Ao longo dos 35 dias de percurso entre Bataiporã e Campo Grande, 11 mil alunos das escolas por onde passavam assistiram às apresentações. Tudo isto apesar de uma certa resistência por se tratar de um grupo teatral ligado a um movimento social, mas após a apresentação o cenário se modifica. “Num primeiro criticam porque é do MST, mas depois abrem para debate e acabam se interessando pelo que a gente faz”, afirma Edson Pereira Gregório, 18 anos, do acampamento do 17 de Abril.
Em 2001, com o risco que a Alca (Área de Livre Comércio da Américas) representava para o Brasil, surge um novo desafio para o Utopia: como trabalhar o tema para apresentações teatrais e estar preparados para esclarecer as perguntas que viriam. Surge a peça “Alcapeta”, que alcançou 15 mil espectadores. Com o sucesso surgiram convites de todo o Estado, só em Dourados, 32 escolas pediram o retorno da peça.
Dos resultados positivos, nasce o projeto Terra, Teatro e Cidadania. Desta forma começa a primeira oficina estadual, sob coordenação dos monitores Andréa Freire e Rafael Vilas Boas. Em Campo Grande, durante o mês de maio de 2003, cada regional enviou seis pessoas para se tornaram multiplicadores da idéia. Os 36 participantes ficam encarregados de realizar em suas regionais oficinas de seis dias.

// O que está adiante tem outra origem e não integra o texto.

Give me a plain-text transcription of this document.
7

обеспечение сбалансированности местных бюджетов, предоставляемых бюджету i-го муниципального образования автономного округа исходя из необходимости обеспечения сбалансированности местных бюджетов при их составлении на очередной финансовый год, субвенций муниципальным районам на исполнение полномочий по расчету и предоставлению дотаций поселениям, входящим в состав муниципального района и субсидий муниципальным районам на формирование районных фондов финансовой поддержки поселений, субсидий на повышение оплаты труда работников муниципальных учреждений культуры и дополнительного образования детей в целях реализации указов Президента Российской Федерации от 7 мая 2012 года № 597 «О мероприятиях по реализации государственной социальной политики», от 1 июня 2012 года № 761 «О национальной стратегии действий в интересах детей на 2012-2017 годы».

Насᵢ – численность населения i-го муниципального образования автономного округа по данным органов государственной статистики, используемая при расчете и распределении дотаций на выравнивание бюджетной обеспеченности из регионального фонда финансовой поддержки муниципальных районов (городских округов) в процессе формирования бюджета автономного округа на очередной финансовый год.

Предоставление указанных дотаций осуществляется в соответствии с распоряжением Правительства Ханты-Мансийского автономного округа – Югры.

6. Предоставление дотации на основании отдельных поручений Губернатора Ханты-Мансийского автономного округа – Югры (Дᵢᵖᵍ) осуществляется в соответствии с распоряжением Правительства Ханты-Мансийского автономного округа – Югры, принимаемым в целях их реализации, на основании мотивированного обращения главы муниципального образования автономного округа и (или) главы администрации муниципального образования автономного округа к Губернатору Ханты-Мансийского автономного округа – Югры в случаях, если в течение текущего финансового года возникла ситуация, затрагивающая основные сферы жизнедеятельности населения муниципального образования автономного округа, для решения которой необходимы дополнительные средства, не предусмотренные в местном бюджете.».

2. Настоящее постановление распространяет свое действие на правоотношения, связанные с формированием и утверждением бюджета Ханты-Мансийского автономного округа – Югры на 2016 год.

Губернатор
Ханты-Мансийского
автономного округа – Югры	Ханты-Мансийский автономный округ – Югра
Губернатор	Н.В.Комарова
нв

Cinco oficinas já foram realizadas e só estava faltando esta, a da regional Centro, que será realizada em fevereiro em Sidrolândia.
Do Utopia, agora o MST conta, também, com apoio dos grupos Águias da Fronteira, Mensageiros da Cultura, Frutos da Terra, Raízes Camponesas e Lamarca da Cultura para divulgar suas lutas.
Somando, já existem 54 peças constituídas por estes grupos. São 23 só do Teatro do Oprimido, técnica criada por Augusto Boal na década de 70, em que a peça é composta por um problema que a platéia deve resolver. “Abre-se para ver se tem condições de criar outro final, para reverter a situação”, explica Garganta. E temas não faltam para os trabalhadores adaptarem à linguagem teatral, sendo muito utilizados a discriminação, Alca, Transgênicos, violência familiar, gênero, reforma agrária e outros problemas que afetam todo o Brasil, com soluções que parte não dos atores, mas do público. O Teatro do Oprimido é utilizado em 60 países, principalmente pela América Latina, e começa a ganhar seguidores também na Europa.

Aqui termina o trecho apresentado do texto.